| 1. Current or Future Home Address || 2. Work Address |
Considering a move or a job change? You’re probably wondering: How long will my commute be? It’s an important question, but one that needs a little clarification. Will you be commuting by car? If so, how bad will traffic be? Will you be commuting by public transportation? If so, will you be taking the train, bus or metro? Will you be commuting alone or with a friend or partner? Why all the questions? Because your answers can determine the impact that your commute has on your happiness and life satisfaction.
Spending a little bit of time traveling between home and work can be healthy. It gives you time to gear up for the work day in the morning and transition to home life in the evening. If your commute is too long, though, you could face a number of negative consequences.

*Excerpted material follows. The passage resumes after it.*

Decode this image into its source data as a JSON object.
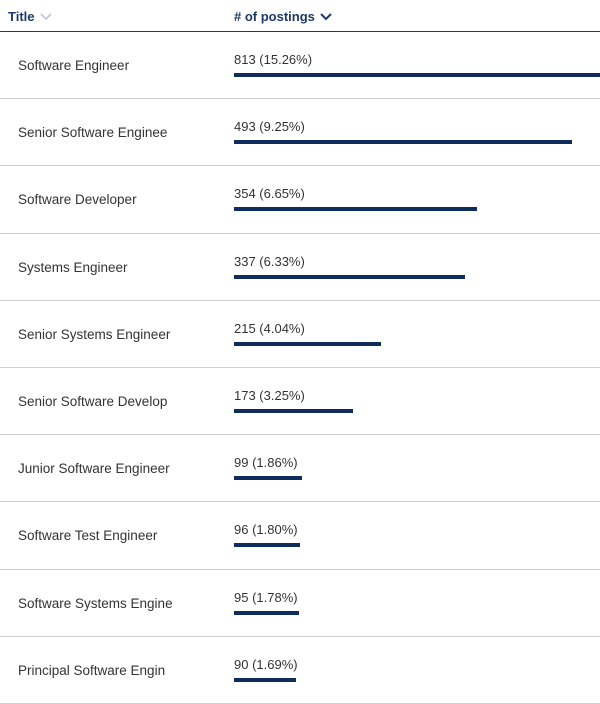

In happiness studies, commuting consistently ranks at or near the bottom of human activities. The biggest offender is commuting alone in a car. It makes us feel more isolated and powerless, and cuts into our time for community engagement, exercise and sleep. It also raises our blood pressure and our risk of obesity. Nice, right?
We humans are pretty adaptable. We can get used to a lot of negative circumstances (winter in the Northeast, anyone?). For some reason, though, we have a hard time getting used to a rough commute. Researchers think that’s because commuting (especially by car) is always a little different. It’s hard to predict traffic or transit delays, or say exactly when our families can expect us home for dinner.

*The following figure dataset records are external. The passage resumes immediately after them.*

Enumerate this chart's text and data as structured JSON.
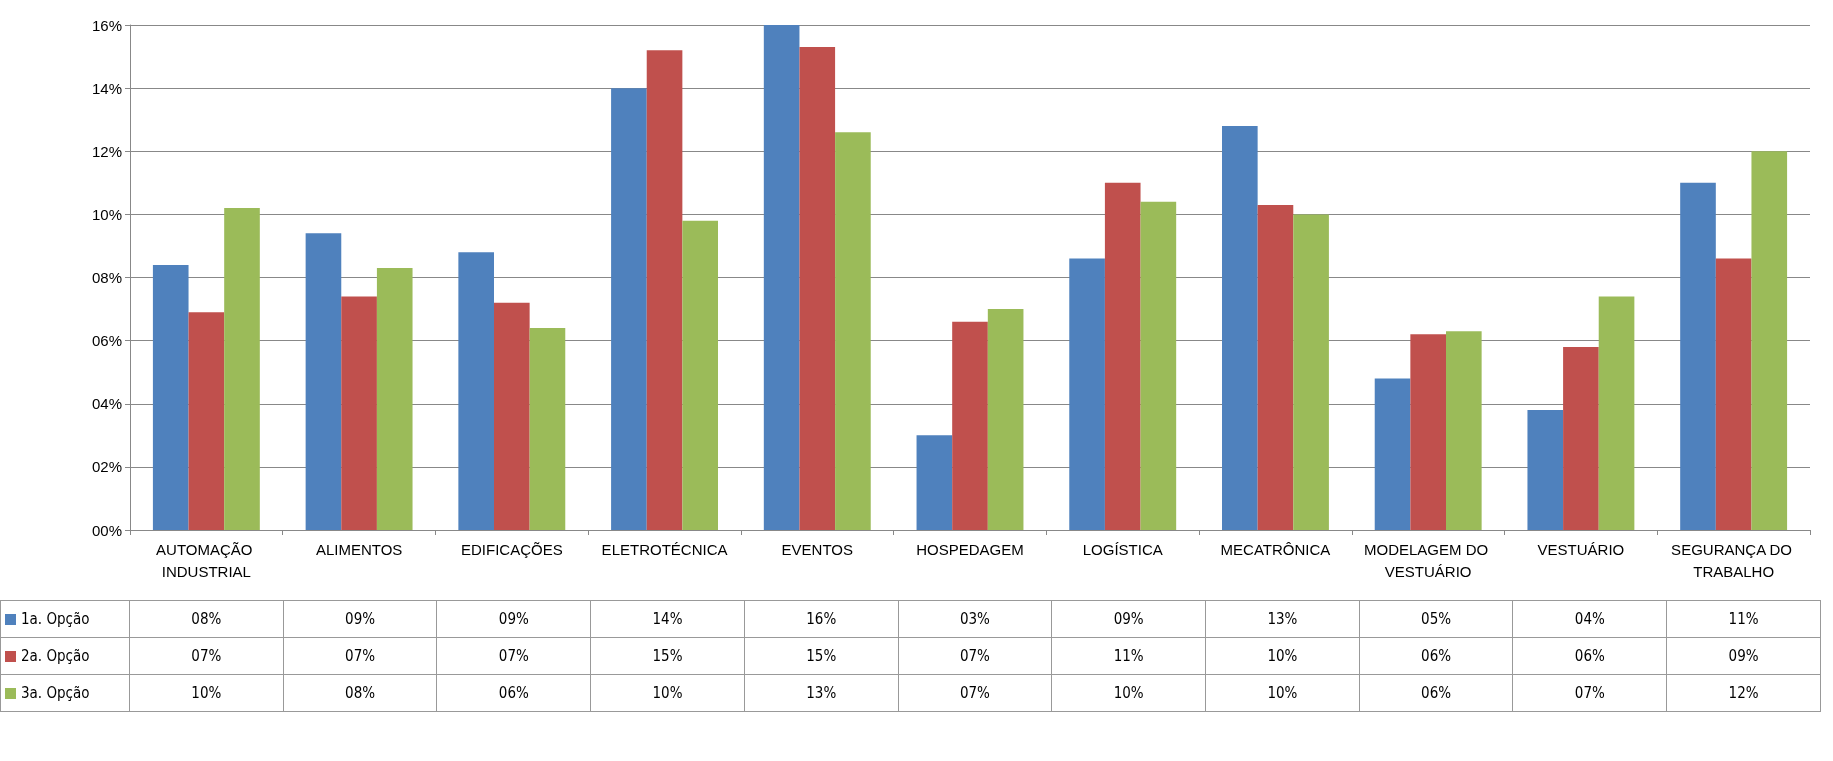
{
  "chart_data": {
    "type": "bar",
    "categories": [
      "AUTOMAÇÃO INDUSTRIAL",
      "ALIMENTOS",
      "EDIFICAÇÕES",
      "ELETROTÉCNICA",
      "EVENTOS",
      "HOSPEDAGEM",
      "LOGÍSTICA",
      "MECATRÔNICA",
      "MODELAGEM DO VESTUÁRIO",
      "VESTUÁRIO",
      "SEGURANÇA DO TRABALHO"
    ],
    "series": [
      {
        "name": "1a. Opção",
        "color": "#4f81bd",
        "values": [
          8.4,
          9.4,
          8.8,
          14.0,
          16.0,
          3.0,
          8.6,
          12.8,
          4.8,
          3.8,
          11.0
        ],
        "value_labels": [
          "08%",
          "09%",
          "09%",
          "14%",
          "16%",
          "03%",
          "09%",
          "13%",
          "05%",
          "04%",
          "11%"
        ]
      },
      {
        "name": "2a. Opção",
        "color": "#c0504d",
        "values": [
          6.9,
          7.4,
          7.2,
          15.2,
          15.3,
          6.6,
          11.0,
          10.3,
          6.2,
          5.8,
          8.6
        ],
        "value_labels": [
          "07%",
          "07%",
          "07%",
          "15%",
          "15%",
          "07%",
          "11%",
          "10%",
          "06%",
          "06%",
          "09%"
        ]
      },
      {
        "name": "3a. Opção",
        "color": "#9bbb59",
        "values": [
          10.2,
          8.3,
          6.4,
          9.8,
          12.6,
          7.0,
          10.4,
          10.0,
          6.3,
          7.4,
          12.0
        ],
        "value_labels": [
          "10%",
          "08%",
          "06%",
          "10%",
          "13%",
          "07%",
          "10%",
          "10%",
          "06%",
          "07%",
          "12%"
        ]
      }
    ],
    "ylim": [
      0,
      16
    ],
    "yticks": [
      {
        "value": 0,
        "label": "00%"
      },
      {
        "value": 2,
        "label": "02%"
      },
      {
        "value": 4,
        "label": "04%"
      },
      {
        "value": 6,
        "label": "06%"
      },
      {
        "value": 8,
        "label": "08%"
      },
      {
        "value": 10,
        "label": "10%"
      },
      {
        "value": 12,
        "label": "12%"
      },
      {
        "value": 14,
        "label": "14%"
      },
      {
        "value": 16,
        "label": "16%"
      }
    ],
    "grid": "y",
    "legend": "bottom"
  }
}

The uncertainty involved in commuting – we don’t know how long or how awful to expect our commute to be – means that the time we spend traveling to work never really grows on us. If you commute by train, you’ll feel this less because trains tend to be more reliable. Commuting by metro is not as reliable as commuting by train, but still better than commuting by bus or car, both of which leave you vulnerable to the vicissitudes of the day’s traffic.
One of the reasons that commuting by car tends to lower our happiness levels is that we (usually) do it alone. It’s time when we’re not getting the kind of social connection we can get with our coworkers, friends or family. You can try getting a commute buddy or using a rideshare program to make your commute more social. If you commute by public transit instead of by car, take advantage of the opportunity to talk to your fellow human beings. Studies show you’ll be happier for it, even if you get a few weird looks at first.
Long commutes aren’t just bad for our mental health. They’re also bad for our physical health. The longer a person’s commute, the less likely he or she is to see friends, participate in community events or exercise, all of which make us healthier and reduce the negative health impacts of workday stress. People with longer commutes are also less likely to cook at home and more likely to choose unhealthy fast food instead. We know you know what to do: make time for exercise and eat healthier food. It’s just that it’s harder to make good decisions when you’re exhausted from a long commute. One more thing while we’re on the subject of health: people who drive many miles to work and back are more likely to have back and neck problems. If this is all sounding familiar to you, you may want to consider moving closer to work, or searching for a job closer to home.
What if a long commute is necessary, to accommodate your job, your partner’s job, your kids’ school or your dream home? There are some things you can do to make the most of your commuting time. First off, unplug from work emails and avoid looking at a screen. By all means use your device to set up music, podcasts or lectures, but avoid fiddling with it or staring at it (especially if you’re driving!).
Imagine arriving at the office having already mastered a French grammar point, learned the causes of WWI or caught up on the week in foreign affairs. With a little advanced planning, this could be you. No matter how your workday goes, if you have a block of time before and after work to pursue your interests, listen to music you love or catch up on a podcast that makes you laugh, you’ll have had a solid day.
The not-so-good news is that Americans’ average commute times have risen consistently over the decades. The good news, though, is that we now have more tools at our disposal to turn that commute time into useful time. We can save articles on our devices to read on the train, download podcasts, subscribe to free college course lectures and access audiobooks for a more literary commute.
Whether you’re commuting by car, parking and riding or taking public transport, you may be eligible for commuter benefits through your employer. Ask about programs that deduct your commute-related expenses from your pre-tax income, lessening the paycheck impact of your monthly metro card or parking pass.
When faced with the prospect of a beautiful home in the country or a well-paid new job, it’s easy to assume that either or both of those things will make you so happy that you won’t mind a long commute. Not true, at least according to psychological research. If you’re deciding where to live or which house to buy, remember that the negative impact of a long commute can easily outweigh the positive impact of a bigger yard or a spare bedroom.
Research shows that millennials are much less likely to commute by car, and much less willing to take a job that would entail a long commute. Commercial real estate developers are finding it harder to fill those giant office parks in the middle of nowhere, because companies know it’s harder to attract young talent to that kind of an office and the commute-heavy lifestyle it entails. The anti-driving trend among millennials may mean a reversal in commute-time trends in the long term. Until that day comes, head to your local library for an audiobook that strikes your fancy and turn your commute time into your “me” time.